A jak to wygląda w Polsce (a przynajmniej na naszej porównywarce)?
Z naszego doświadczenia wynika, że jest wręcz odwrotnie. Jeśli klient oblicza składki żeby sprawdzić ceny to bardzo często podaje dane totalnie zmyślone (co niestety kończy się tym, że cena podana w wynikach nie ma nic wspólnego z prawdziwą ofertą i stąd także powstaje opinia, że zakup przez internet jest droższy), ale jeśli już decyduje się na zakup to każdy najmniejszy detal musi być idealnie podany i nawet powstają obawy, że w razie wypadku ubezpieczyciel zechce od niego zwrotu wypłaconego odszkodowania jeśli w kalkulacji poda, że w danym roku przejedzie do 5 tys. km, a tak naprawdę zrobi ich 6 tys.
Druga trudna rzecz to wciąż panujący stereotyp, że droższe ubezpieczenie jest lepsze (mówimy o gołym OC).

Tutaj niestety wychodzi ciągle bardzo niska świadomość ubezpieczeniowa Polaków, ale o to nie można mieć pretensji do klienta tylko do całej naszej branży ubezpieczeniowej (finansowej w sumie też) w której zdecydowanie jest za wielu sprzedawców, a zbyt mało doradców.

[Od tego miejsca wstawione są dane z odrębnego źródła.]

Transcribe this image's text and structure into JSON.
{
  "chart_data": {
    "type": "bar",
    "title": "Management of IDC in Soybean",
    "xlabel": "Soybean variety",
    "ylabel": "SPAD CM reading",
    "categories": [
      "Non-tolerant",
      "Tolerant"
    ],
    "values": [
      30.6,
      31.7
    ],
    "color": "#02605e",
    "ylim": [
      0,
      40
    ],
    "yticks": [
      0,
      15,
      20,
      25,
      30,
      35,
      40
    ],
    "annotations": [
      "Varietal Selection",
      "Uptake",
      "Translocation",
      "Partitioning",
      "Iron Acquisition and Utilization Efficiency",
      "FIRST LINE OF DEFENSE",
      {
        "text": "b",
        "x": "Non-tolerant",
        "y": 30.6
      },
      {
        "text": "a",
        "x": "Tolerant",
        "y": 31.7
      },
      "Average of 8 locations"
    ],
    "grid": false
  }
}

Zachęcamy do obserwowania naszego taga #mfindmirkom, gdzie wrzucamy różne ciekawostki, rozkminy i staramy się przełożyć ubezpieczenia na język dla ludzi :)

Pozdro Mireczki i szerokości!

#ciekawostki #ubezpieczenia #motoryzacja #samochody #anglia #wielkabrytania #polska
mfind - Brytyjczycy kantują na zakupie polis online na potęgę ( ͡º ͜ʖ͡º)
Według szac...

źródło: comment_CKoI4eJwUrwjCsliATXBHFSRy3vNX73j.jpg

Pobierz
  • 13
@Jerry664: Zdecydowanie, tam ubezpieczenie OC faktycznie jest czymś zaporowym dla młodego kierowcy, który o ile nazbiera na auto to musi też myśleć od razu o tym jak zapłaci przynajmniej podstawowe ubezpieczenie za 1-2 lata. Także u nas nie ma tak źle jeszcze :)
i nawet powstają obawy, że w razie wypadku ubezpieczyciel zechce od niego zwrotu wypłaconego odszkodowania jeśli w kalkulacji poda, że w danym roku przejedzie do 5 tys. km, a tak naprawdę zrobi ich 6 tys.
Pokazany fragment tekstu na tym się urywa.